A Context object is always provided as the first argument to each controller method. If you prefer to use the normal Express handler API, you can use the @expressCompat decorator:

import { Request, Response } from "express";
import { expressCompat } from "@prsm/pine";

@expressCompat()
async someHandler(req: Request, res: Response) { }

What is Context and where are req and res?

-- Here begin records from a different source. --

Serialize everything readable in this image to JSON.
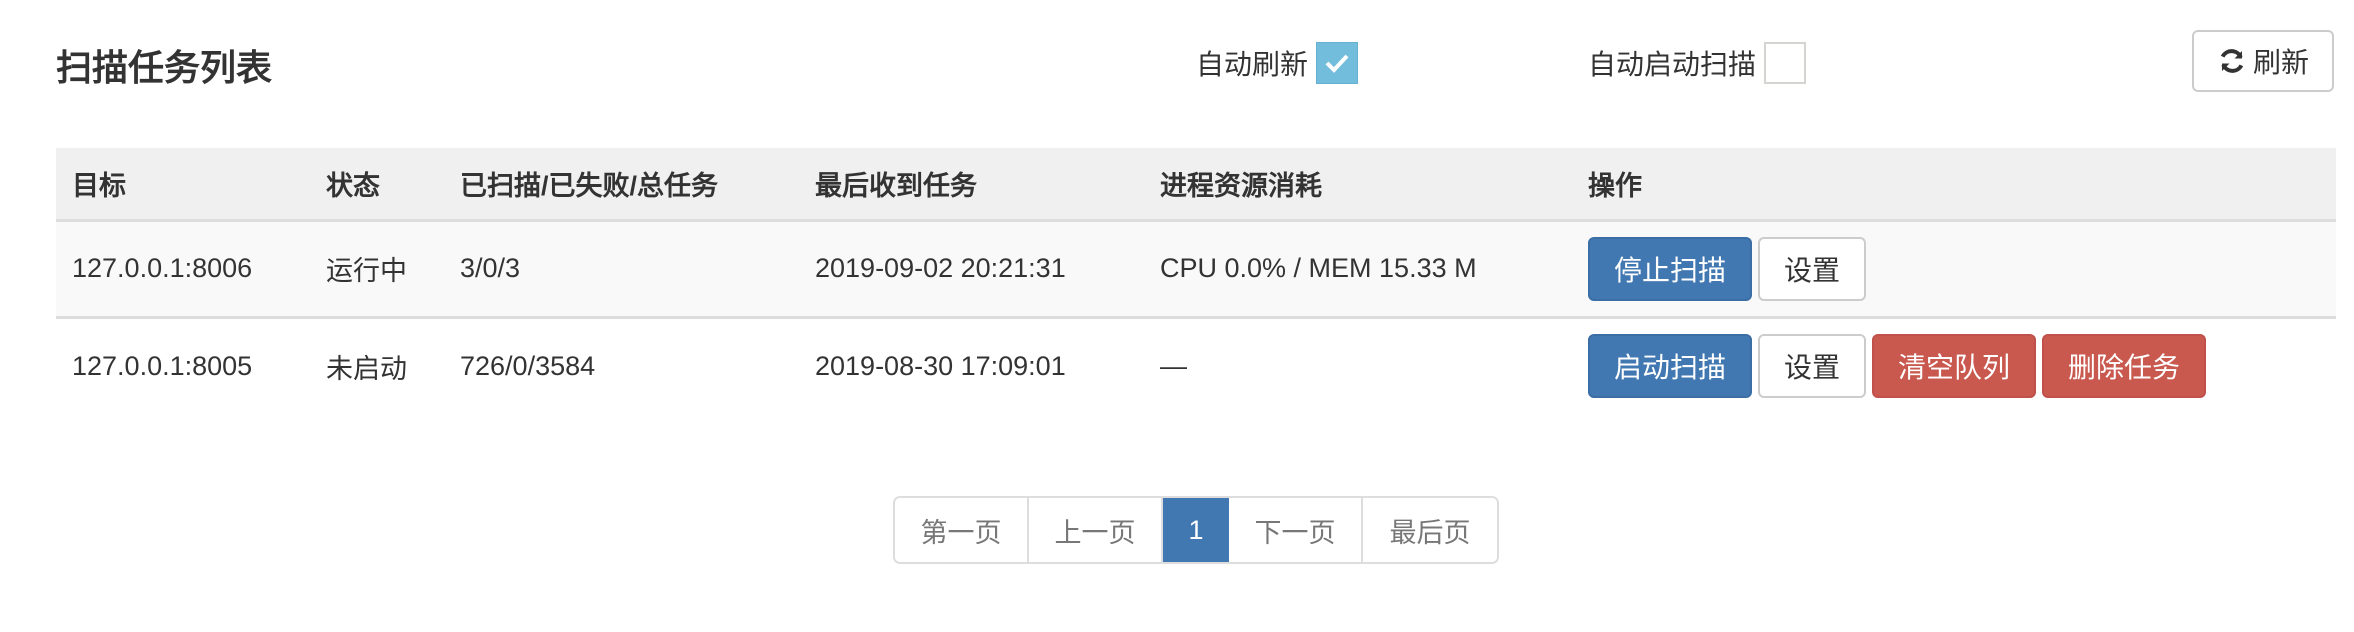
{
  "header": {
    "title": "扫描任务列表",
    "auto_refresh": {
      "label": "自动刷新",
      "checked": true
    },
    "auto_start_scan": {
      "label": "自动启动扫描",
      "checked": false
    },
    "refresh_button": {
      "label": "刷新",
      "icon": "refresh-icon"
    }
  },
  "colors": {
    "primary": "#4278b1",
    "danger": "#c9594f",
    "checkbox_checked": "#72bcdc",
    "header_bg": "#f0f0f0",
    "stripe_bg": "#f9f9f9"
  },
  "table": {
    "columns": [
      "目标",
      "状态",
      "已扫描/已失败/总任务",
      "最后收到任务",
      "进程资源消耗",
      "操作"
    ],
    "rows": [
      {
        "target": "127.0.0.1:8006",
        "status": "运行中",
        "progress": "3/0/3",
        "last_task": "2019-09-02 20:21:31",
        "resources": "CPU 0.0% / MEM 15.33 M",
        "actions": [
          "停止扫描",
          "设置"
        ]
      },
      {
        "target": "127.0.0.1:8005",
        "status": "未启动",
        "progress": "726/0/3584",
        "last_task": "2019-08-30 17:09:01",
        "resources": "—",
        "actions": [
          "启动扫描",
          "设置",
          "清空队列",
          "删除任务"
        ]
      }
    ]
  },
  "pagination": {
    "first": "第一页",
    "prev": "上一页",
    "current": "1",
    "next": "下一页",
    "last": "最后页"
  }
}
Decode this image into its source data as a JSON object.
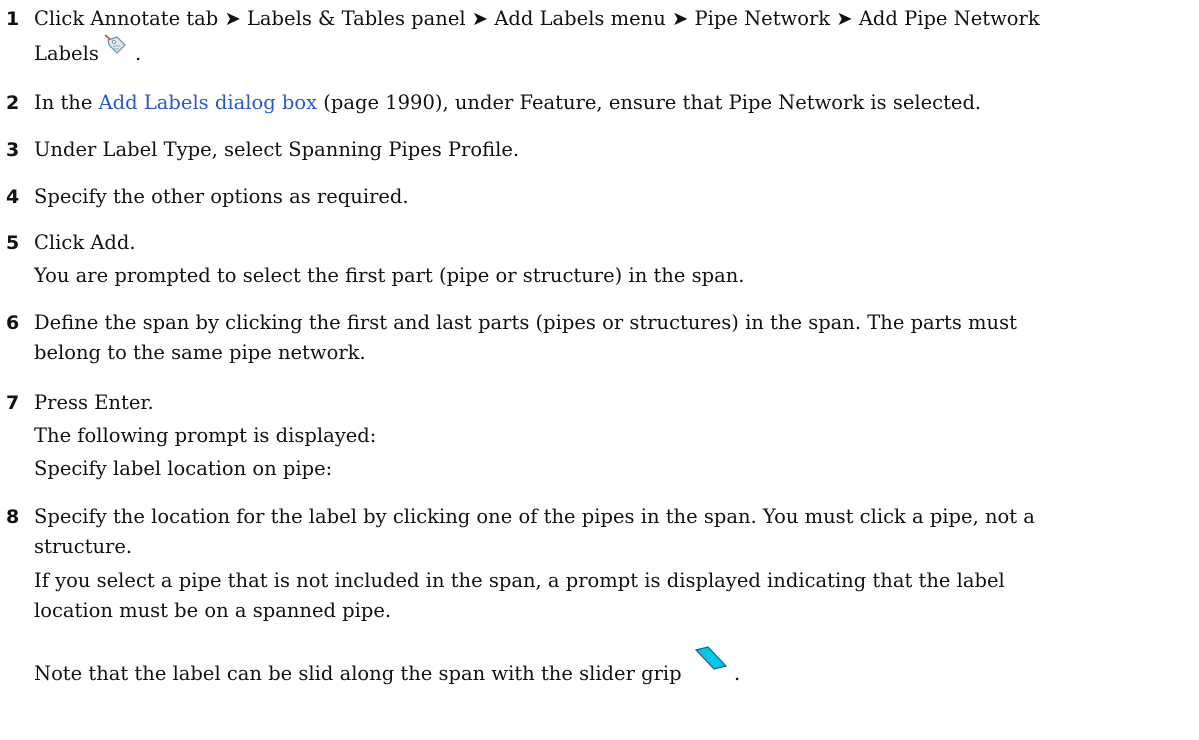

req and res are on the Context object as request and response. Here's the full Context interface:

interface Context {
  request: Request;
  response: Response;
  next: NextFunction;
  auth: Auth; // docs below
  authAdmin: AuthAdmin; // docs below
  render: { /* */ }; // docs below
  files: { /* */ }; // docs below
  respond: { /* */ }; // docs below
}

This pattern simplifies the API of the handler and provides additional (very useful) APIs for common tasks such as file uploads, downloads, authentication, and responses.

context.files.serve

import { Context, router, route } from "@prsm/pine";

@router("/download")
export class DownloadRouter {

  @route.get("")
  async download(c: Context) {
    try {
      return await c.files.serve({ path: "package.json", asAttachment: false });
    } catch (e) {
      return c.respond.BadRequest(e);
    }
  }

}

context.files.upload

import { Context, router, route } from "@prsm/pine";

@router("/upload")
export class UploadRouter {

  // curl -F file1=@tsconfig.json -F file2=@package.json http://localhost:4000/upload/
  @route.post("")
  async upload(c: Context) {
    try {
      await c.files.upload({ formFieldNames: ["file1", "file2"] });
      return c.respond.OK();
    } catch (e) {
      return c.respond.BadRequest(e);
    }
  }

}

context.auth (Auth)

The interface for Auth is available on the Context object. It contains the following methods:

Login (with email)
loginWithEmail(email: string, password: string, rememberDuration?: number): Promise<void>
Login a user, using their email and password as credentials. login is a shorthand for this method. If rememberDuration is provided and is numeric, a remember me cookie is created. If the user visits within this expiration period, Auth automatically updates their session and preserves their login state.

Login (with username)
loginWithUsername(username: string, password: string, rememberDuration?: number): Promise<void>
Login a user, using their username and password as credentials.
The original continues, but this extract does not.